I remember rebuilding an engine on a friend’s sedan in the early 70’s. It was utterly conventional, and if you didn’t know it, you’d swear that the mechanicals were just 2/3rds of a mid 60’s Chevy II – right down to the 3 speed column shift and drum brakes. The difference was that it didn’t feel cheap like an American penalty box. It wasn’t a sporting drive, but it was reliable and non-fussy. It also seemed like these had room for real people as well.
These were the Camry’s of their time and were an exception to the “weird furrin’ cars” from VW, Renault and Fiat.
The first line talks about Toyota pushing towards 4th place in the US import market, so at the time they would have been 5th. With VW 1st, who was 2-4?
I know Opel was #2. I will make a guess about #3 and #4: Renault and Datsun. But I might be wrong.
One of my best friends had a 1967 Corona sedan as a first car back in about 1993-94. I do remember the combination horn ring/turn signal switch, as well as the “tick-bzzzzt” sound the flasher made before commencing flashing the turn signals. Also remembered were the dual horns proudly labeled “Toyota Elephant Horn” on their outer shells… They made a typical American car “HONK” as opposed to the gimpy “meep” of cheezier sounding disc horns.
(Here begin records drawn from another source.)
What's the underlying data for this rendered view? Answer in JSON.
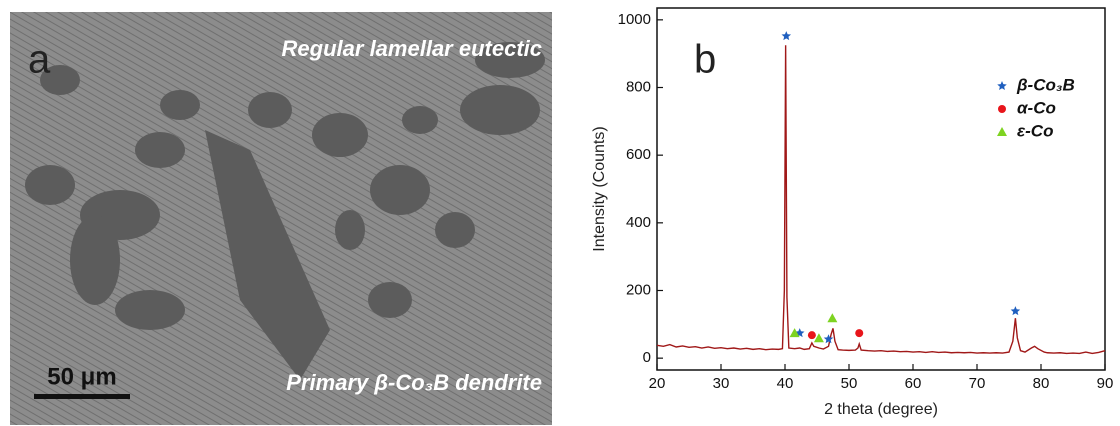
{
  "panel_a": {
    "label": "a",
    "top_text": "Regular lamellar eutectic",
    "bottom_text": "Primary β-Co₃B dendrite",
    "scale_bar": "50 μm"
  },
  "chart_data": {
    "type": "line",
    "panel_label": "b",
    "xlabel": "2 theta (degree)",
    "ylabel": "Intensity (Counts)",
    "xlim": [
      20,
      90
    ],
    "xticks": [
      20,
      30,
      40,
      50,
      60,
      70,
      80,
      90
    ],
    "ylim": [
      -35,
      1035
    ],
    "yticks": [
      0,
      200,
      400,
      600,
      800,
      1000
    ],
    "x": [
      20,
      21,
      22,
      23,
      24,
      25,
      26,
      27,
      28,
      29,
      30,
      31,
      32,
      33,
      34,
      35,
      36,
      37,
      38,
      39,
      39.6,
      39.9,
      40.1,
      40.3,
      40.6,
      41.5,
      42.3,
      43,
      43.8,
      44.2,
      44.5,
      45.3,
      46,
      46.8,
      47.2,
      47.5,
      47.8,
      48.3,
      49,
      50,
      51,
      51.4,
      51.6,
      51.9,
      53,
      54,
      55,
      56,
      57,
      58,
      59,
      60,
      61,
      62,
      63,
      64,
      65,
      66,
      67,
      68,
      69,
      70,
      71,
      72,
      73,
      74,
      75,
      75.6,
      76,
      76.3,
      76.8,
      77.5,
      78.5,
      79,
      79.5,
      80.5,
      81,
      82,
      83,
      84,
      85,
      86,
      87,
      88,
      89,
      90
    ],
    "series": [
      {
        "color": "#a01818",
        "values": [
          38,
          35,
          40,
          33,
          36,
          32,
          34,
          30,
          33,
          29,
          31,
          28,
          30,
          27,
          29,
          26,
          28,
          25,
          27,
          26,
          28,
          200,
          925,
          180,
          30,
          28,
          30,
          26,
          28,
          45,
          35,
          30,
          27,
          35,
          70,
          88,
          50,
          25,
          24,
          23,
          24,
          30,
          42,
          24,
          22,
          21,
          22,
          20,
          21,
          19,
          20,
          18,
          19,
          17,
          19,
          17,
          18,
          16,
          17,
          16,
          17,
          15,
          16,
          15,
          16,
          15,
          18,
          50,
          118,
          60,
          22,
          18,
          30,
          35,
          28,
          18,
          16,
          15,
          16,
          14,
          15,
          14,
          18,
          14,
          17,
          22
        ]
      }
    ],
    "markers": [
      {
        "name": "β-Co₃B",
        "color": "#1f5fbf",
        "marker": "star",
        "x": [
          40.2,
          42.3,
          46.8,
          76
        ],
        "values": [
          952,
          74,
          56,
          139
        ]
      },
      {
        "name": "α-Co",
        "color": "#e8151b",
        "marker": "circle",
        "x": [
          44.2,
          51.6
        ],
        "values": [
          68,
          74
        ]
      },
      {
        "name": "ε-Co",
        "color": "#7ed321",
        "marker": "triangle",
        "x": [
          41.5,
          45.3,
          47.4
        ],
        "values": [
          74,
          59,
          118
        ]
      }
    ]
  }
}
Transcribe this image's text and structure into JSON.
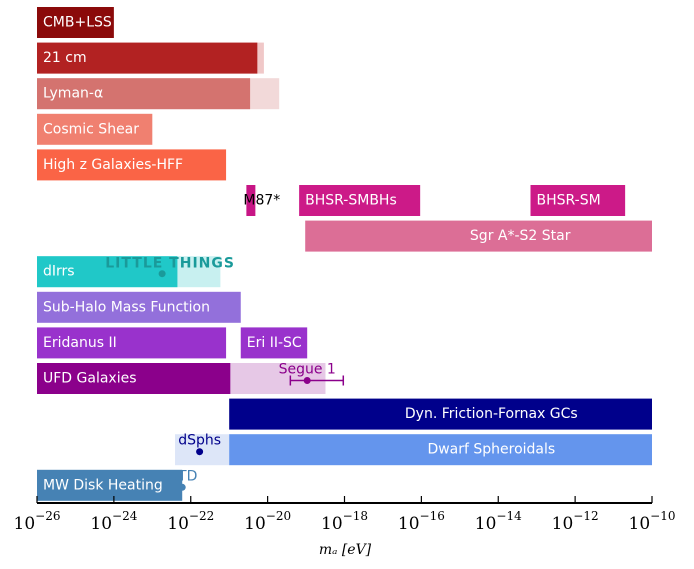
{
  "chart_data": {
    "type": "range-bar",
    "xlabel": "mₐ [eV]",
    "xscale": "log",
    "xlim": [
      1e-26,
      1e-10
    ],
    "xticks": [
      {
        "value": 1e-26,
        "label": "10",
        "exponent": "−26"
      },
      {
        "value": 1e-24,
        "label": "10",
        "exponent": "−24"
      },
      {
        "value": 1e-22,
        "label": "10",
        "exponent": "−22"
      },
      {
        "value": 1e-20,
        "label": "10",
        "exponent": "−20"
      },
      {
        "value": 1e-18,
        "label": "10",
        "exponent": "−18"
      },
      {
        "value": 1e-16,
        "label": "10",
        "exponent": "−16"
      },
      {
        "value": 1e-14,
        "label": "10",
        "exponent": "−14"
      },
      {
        "value": 1e-12,
        "label": "10",
        "exponent": "−12"
      },
      {
        "value": 1e-10,
        "label": "10",
        "exponent": "−10"
      }
    ],
    "rows": [
      {
        "segments": [
          {
            "label": "CMB+LSS",
            "lo": 1e-26,
            "hi": 1e-24,
            "color": "#8b0a0a"
          }
        ]
      },
      {
        "segments": [
          {
            "lo": 1e-26,
            "hi": 8e-21,
            "color": "#f0c8c8"
          },
          {
            "label": "21 cm",
            "lo": 1e-26,
            "hi": 5.4e-21,
            "color": "#b22222"
          }
        ]
      },
      {
        "segments": [
          {
            "lo": 1e-26,
            "hi": 2e-20,
            "color": "#f2d9d9"
          },
          {
            "label": "Lyman-α",
            "lo": 1e-26,
            "hi": 3.5e-21,
            "color": "#d4736f"
          }
        ]
      },
      {
        "segments": [
          {
            "label": "Cosmic Shear",
            "lo": 1e-26,
            "hi": 1e-23,
            "color": "#f08070"
          }
        ]
      },
      {
        "segments": [
          {
            "label": "High z Galaxies-HFF",
            "lo": 1e-26,
            "hi": 8.3e-22,
            "color": "#fa6446"
          }
        ]
      },
      {
        "segments": [
          {
            "label": "M87*",
            "lo": 2.8e-21,
            "hi": 4.8e-21,
            "color": "#c71585"
          },
          {
            "label": "BHSR-SMBHs",
            "lo": 6.6e-20,
            "hi": 9.3e-17,
            "color": "#cc1a88"
          },
          {
            "label": "BHSR-SM",
            "lo": 6.9e-14,
            "hi": 2e-11,
            "color": "#cc1a88"
          }
        ]
      },
      {
        "segments": [
          {
            "label": "Sgr A*-S2 Star",
            "lo": 9.5e-20,
            "hi": 1e-10,
            "color": "#dc6e96"
          }
        ]
      },
      {
        "segments": [
          {
            "lo": 1e-26,
            "hi": 5.9e-22,
            "color": "#c8f0f0"
          },
          {
            "label": "dIrrs",
            "lo": 1e-26,
            "hi": 4.5e-23,
            "color": "#20c8c8"
          }
        ]
      },
      {
        "segments": [
          {
            "label": "Sub-Halo Mass Function",
            "lo": 1e-26,
            "hi": 2e-21,
            "color": "#9370db"
          }
        ]
      },
      {
        "segments": [
          {
            "label": "Eridanus II",
            "lo": 1e-26,
            "hi": 8.3e-22,
            "color": "#9932cc"
          },
          {
            "label": "Eri II-SC",
            "lo": 2e-21,
            "hi": 1.07e-19,
            "color": "#9932cc"
          }
        ]
      },
      {
        "segments": [
          {
            "lo": 1e-26,
            "hi": 3.2e-19,
            "color": "#e6c8e6"
          },
          {
            "label": "UFD Galaxies",
            "lo": 1e-26,
            "hi": 1.07e-21,
            "color": "#8b008b"
          }
        ]
      },
      {
        "segments": [
          {
            "label": "Dyn. Friction-Fornax GCs",
            "lo": 1e-21,
            "hi": 1e-10,
            "color": "#00008b"
          }
        ]
      },
      {
        "segments": [
          {
            "lo": 3.9e-23,
            "hi": 1e-21,
            "color": "#dde6f8"
          },
          {
            "label": "Dwarf Spheroidals",
            "lo": 1e-21,
            "hi": 1e-10,
            "color": "#6495ed"
          }
        ]
      },
      {
        "segments": [
          {
            "label": "MW Disk Heating",
            "lo": 1e-26,
            "hi": 6e-23,
            "color": "#4682b4"
          }
        ]
      }
    ],
    "points": [
      {
        "row": 7,
        "label": "LITTLE THINGS",
        "x": 1.8e-23,
        "color": "#1a9a9a"
      },
      {
        "row": 10,
        "label": "Segue 1",
        "x": 1.07e-19,
        "err": [
          3.9e-20,
          9.3e-19
        ],
        "color": "#8b008b"
      },
      {
        "row": 12,
        "label": "dSphs",
        "x": 1.7e-22,
        "color": "#00008b"
      },
      {
        "row": 13,
        "label": "OTD",
        "x": 6e-23,
        "color": "#4682b4"
      }
    ]
  }
}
As stated in the article, the brakes were pretty meh, and somewhat prone to locking up when trying to haul the car down from speed. But the car’s weakest link was the Toyoglide 2 speed automatic, which had an old school PNDLR pattern on the column. The engine didn’t have quite enough beans to provide the poke expected by teenage boys, sometimes going from screaming in low gear to bogging after shifting to high. This sometimes led to manual downshifts in search of acceleration that was not there… on one memorable occasion, my friend was in the process of executing one of these downshifts at 45-50mph when he hit a hump in the road… the lever bypassed “L” and went into “R”, locking the rear wheels up and skidding us to a stop. The Corona met its fate on a trip to Seattle, as it was hunting between gears while climbing a steep grade. The engine threw a connecting rod through the block somewhere short of the summit, and the decision was made not to fix it.
Now that I’m a little more grown up and have mellowed a bit, I do wonder if said Corona would be more okay if not being hooned by 16 year old boys… The automatic still seems a bit dubious, but I think a 4 speed might not be too shabby.
The sedan version was very common when I was growing up near Vancouver in the 1960s and 70s, but I had no idea there was a coupe until I saw a photo some decades later – I can only imagine it wasn’t offered on the Canadian market.
I clearly remember the sedans, they sold a ton of them with very, very few left today, but the coupe? Aside from it looking like a bad Photoshop job, I just draw a blank.
Surely emasculated by the 2 speed auto, the performance numbers are awfully slow even by the era. Like VW Bug slow. 90HP gross is 75 net, but take another 10 off as Japanese cars are always a bit overrated and you have 65. But a fat torque number and to be fair they probably didn’t feel as slow driving as the numbers would indicate.